In the first case, Wells v. XPEDX, a Florida federal district court held on October 31 that the plaintiff, who had signed a release waiving his right to sue, could nevertheless pursue his age discrimination claim under the Age Discrimination In Employment Act. While the employer, XPEDX, claimed that Wells’ employment was terminated for poor performance, the Court said that the timing of the termination decision -- Wells was terminated while XPEDX was in the process of an overall reduction in force -- raised a question of fact as to whether XPEDX’s release needed to satisfy all the requirements of the Older Workers Benefit Protection Act (“OWBPA”) in order to be enforceable. Because the release did not satisfy all of the OWBPA’s requirements, it did not preclude Wells from maintaining his lawsuit.

Another interesting case is Payne v. Fairfax County, in which a federal district court in Virginia held that FMLA leave “may be held against” an employee for purposes of determining whether the employee is a “qualified individual with a disability” under the ADA. Payne was employed as an automobile mechanic for Fairfax County. He suffered from various maladies, including panic disorder, irritable bowel syndrome, and Epstein-Barr disease, which caused him to miss work often.

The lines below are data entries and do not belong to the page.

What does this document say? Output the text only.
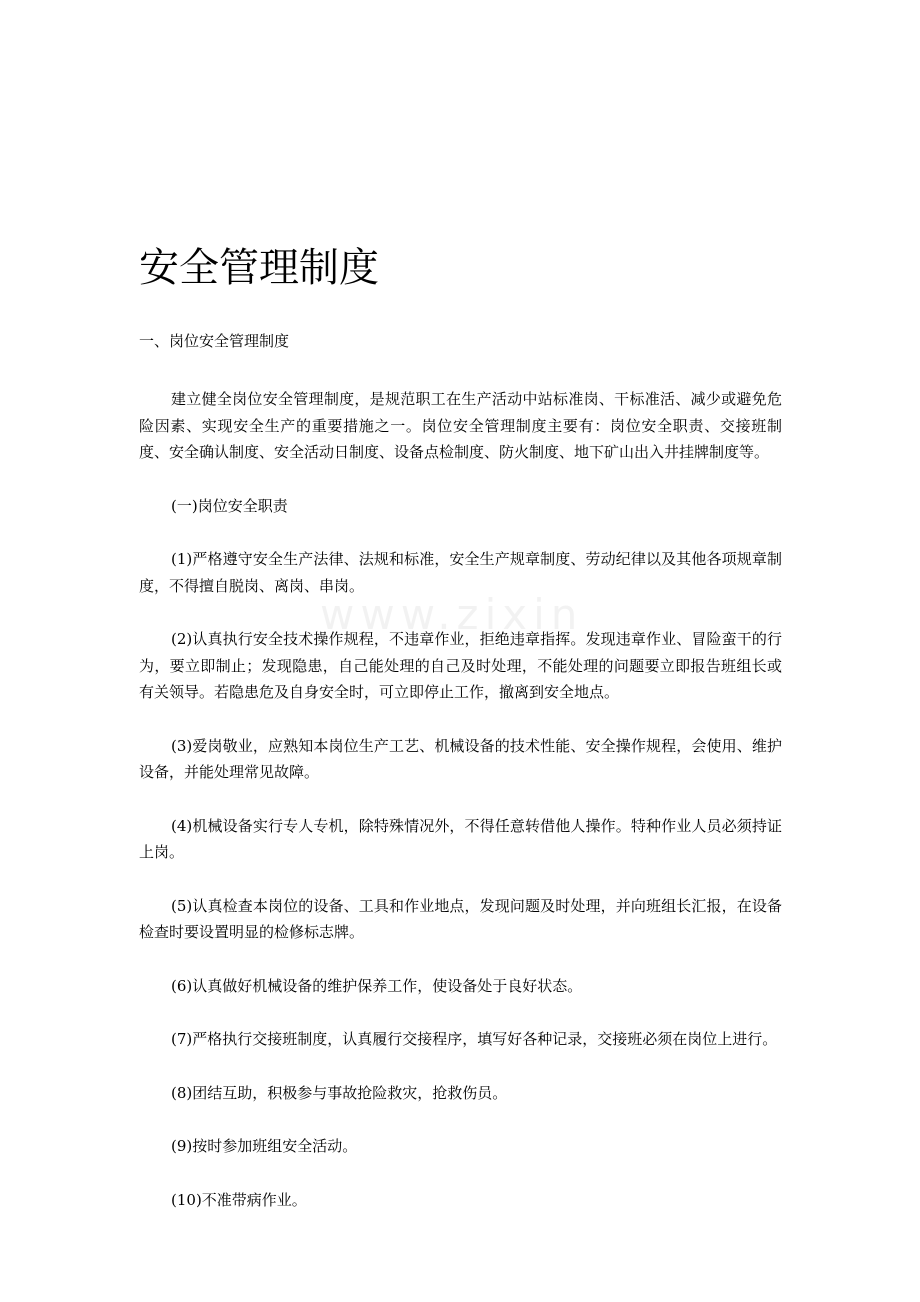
安全管理制度

一、岗位安全管理制度

建立健全岗位安全管理制度，是规范职工在生产活动中站标准岗、干标准活、减少或避免危险因素、实现安全生产的重要措施之一。岗位安全管理制度主要有：岗位安全职责、交接班制度、安全确认制度、安全活动日制度、设备点检制度、防火制度、地下矿山出入井挂牌制度等。

(一)岗位安全职责

(1)严格遵守安全生产法律、法规和标准，安全生产规章制度、劳动纪律以及其他各项规章制度，不得擅自脱岗、离岗、串岗。

(2)认真执行安全技术操作规程，不违章作业，拒绝违章指挥。发现违章作业、冒险蛮干的行为，要立即制止；发现隐患，自己能处理的自己及时处理，不能处理的问题要立即报告班组长或有关领导。若隐患危及自身安全时，可立即停止工作，撤离到安全地点。

(3)爱岗敬业，应熟知本岗位生产工艺、机械设备的技术性能、安全操作规程，会使用、维护设备，并能处理常见故障。

(4)机械设备实行专人专机，除特殊情况外，不得任意转借他人操作。特种作业人员必须持证上岗。

(5)认真检查本岗位的设备、工具和作业地点，发现问题及时处理，并向班组长汇报，在设备检查时要设置明显的检修标志牌。

(6)认真做好机械设备的维护保养工作，使设备处于良好状态。

(7)严格执行交接班制度，认真履行交接程序，填写好各种记录，交接班必须在岗位上进行。

(8)团结互助，积极参与事故抢险救灾，抢救伤员。

(9)按时参加班组安全活动。

(10)不准带病作业。

www.zixin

After exhausting his sick leave, Payne applied for FMLA leave, then later requested an accommodation under the ADA that he be allowed to “come in late, leave early, or miss a day.” When he was later denied sick leave in 2002, he resigned his employment, and then sued the County alleging violations of the FMLA and ADA. With respect to Payne’s ADA claim, the County argued that Payne was not qualified for his position because of his unreliable attendance, citing the numerous occasions that Payne had missed work due to his various conditions -- including some occasions that were FMLA-qualifying. Even though the FMLA “clearly manifests a general intent of Congress that such FMLA leave should not be ‘held against’ the employee,” the Court nevertheless held that Payne’s having missed work -- even for an FMLA-qualifying reason -- could be used by the County to demonstrate that he could not satisfy an essential function of his job -- “[a] regular and reliable level of attendance.” In support of its position, the Court noted that an FMLA regulation -- 29 C.F.R. § 825.702 -- expressly provides that the FMLA does not modify the ADA in any respect. The Court also noted that no federal appeals court has addressed this issue.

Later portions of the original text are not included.